A dye-free debut, minus two colors

Mars plans to roll out M&M's made entirely without petroleum-based synthetic dyes in time for the brand's 85th anniversary, Fox Business reported, part of a broader reformulation that also covers Skittles, Starburst and Extra gum. Red, yellow, green and orange are in. Blue and brown are not — for now. "You're messing with an 85-year-old icon," said Anton Vincent, president of Mars Wrigley North America.

The blue problem

Swapping artificial dyes for natural ones is straightforward until you reach blue — the rarest stable color in nature. Mars has been working with spirulina, a pigment from blue-green algae, but at the concentrations needed for vivid candy shells it grows thick enough to clog factory spray nozzles and leave film inside equipment, and it is far costlier than common natural dyes — food-grade spirulina concentrate can top $100 a pound, versus roughly $10 for turmeric. Brown poses a related challenge: matching the chocolate-shell shade from natural sources without affecting flavor or stability. Mars says it has put more than 100 staff on the problem and expects all six colors back, in natural form, by 2028.

Washington's push

Mars isn't acting alone.
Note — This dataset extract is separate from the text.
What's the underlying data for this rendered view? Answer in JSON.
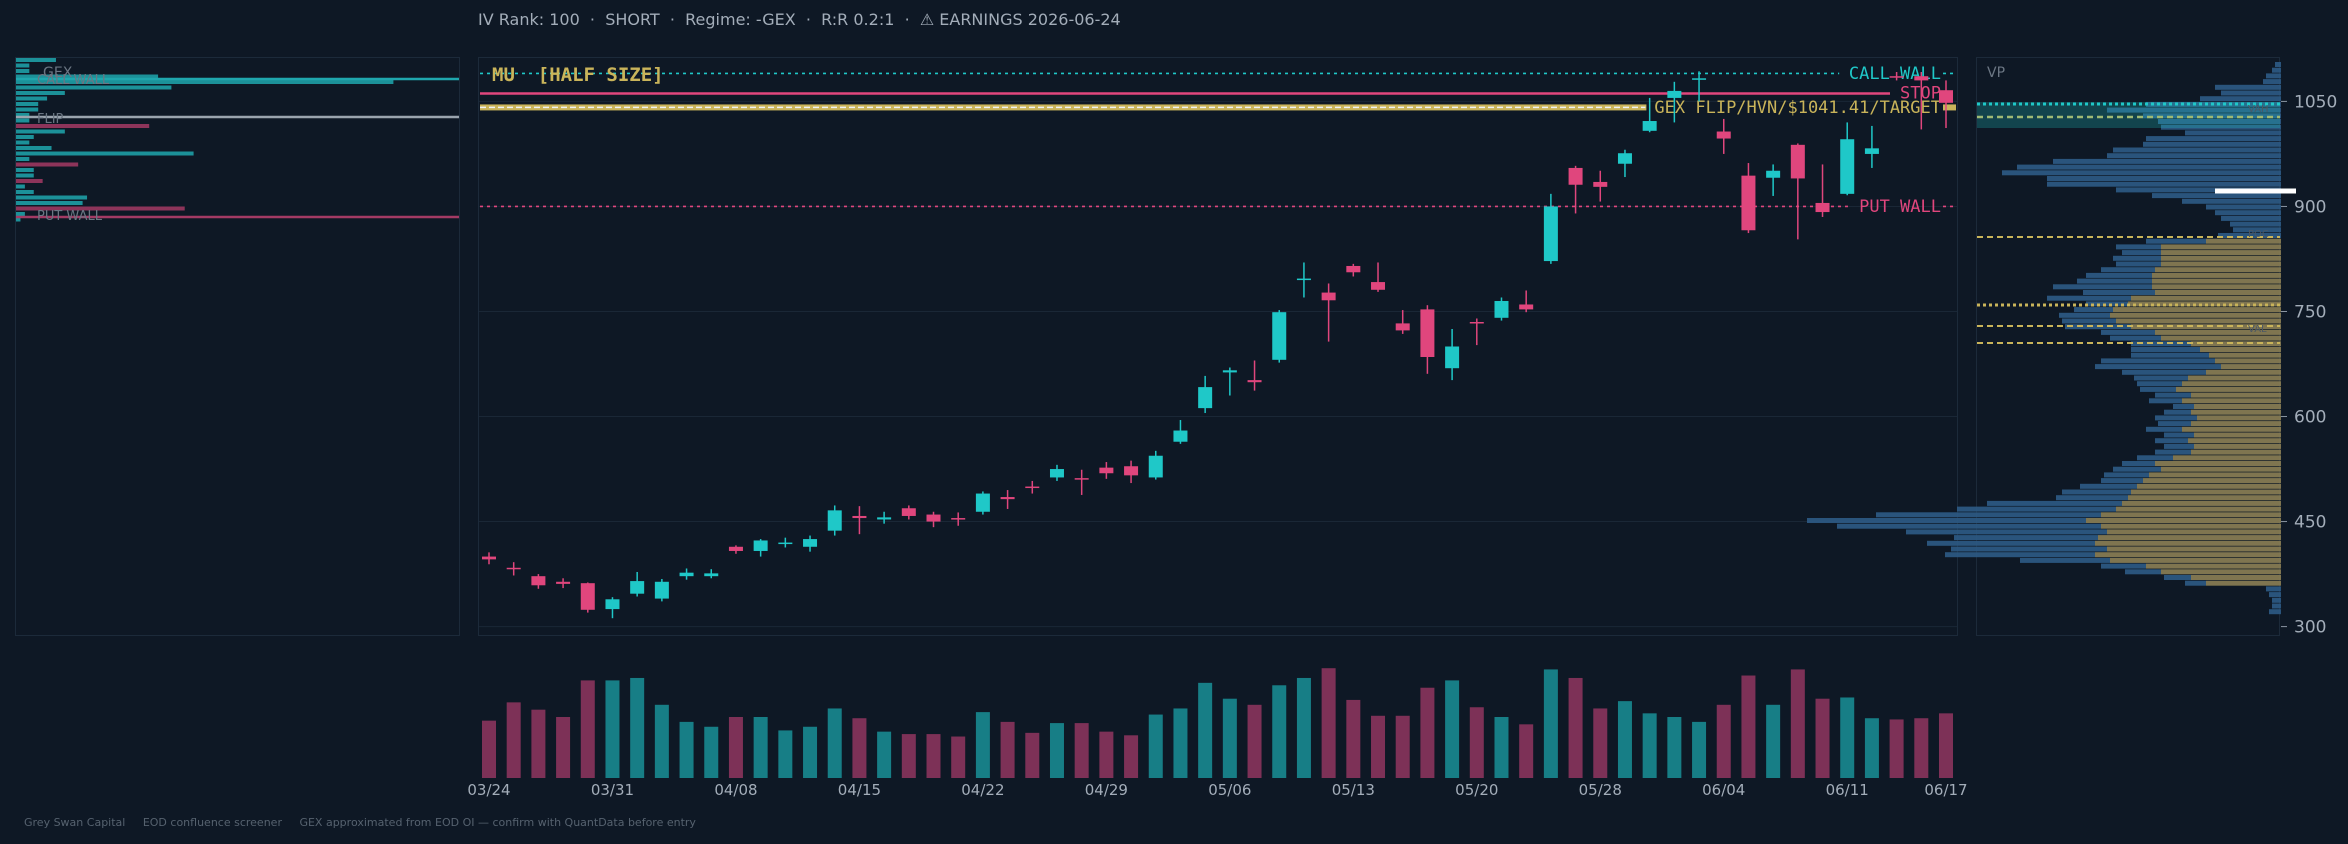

The reformulation comes amid a federal drive to purge petroleum-derived colorants from the food supply: the FDA and HHS announced a plan to phase out nine synthetic dyes — including Red 40, Yellow 5 and 6, and Blue 1 and 2 — by the end of 2026, part of the "Make America Healthy Again" agenda championed by HHS Secretary Robert F. Kennedy Jr.; Red 3 was revoked in early 2025. Regulators cite long-running consumer and scientific concern about the dyes' effects, especially on children, a question advocates and industry have debated for years.

An industry-wide shift

Mars is one of the more visible names committing publicly, but not the only one. General Mills and Kraft Heinz have pledged to strip artificial dyes from U.S. products by the end of 2027, and PepsiCo has begun phasing them out of some snacks. The FDA has been tracking company pledges publicly, ratcheting up pressure on holdouts.

What shoppers will see

The August launch will be the first real-world test of whether natural dyes can match the vivid colors and familiar taste that made M&M's a best-seller — and natural pigments are generally less stable and pricier as the whole industry competes for the same beets, turmeric and algae. Blue M&M's, the color a fan vote added to the lineup in 1995, will be missing until at least 2028. Mars insists the color isn't retired — only delayed.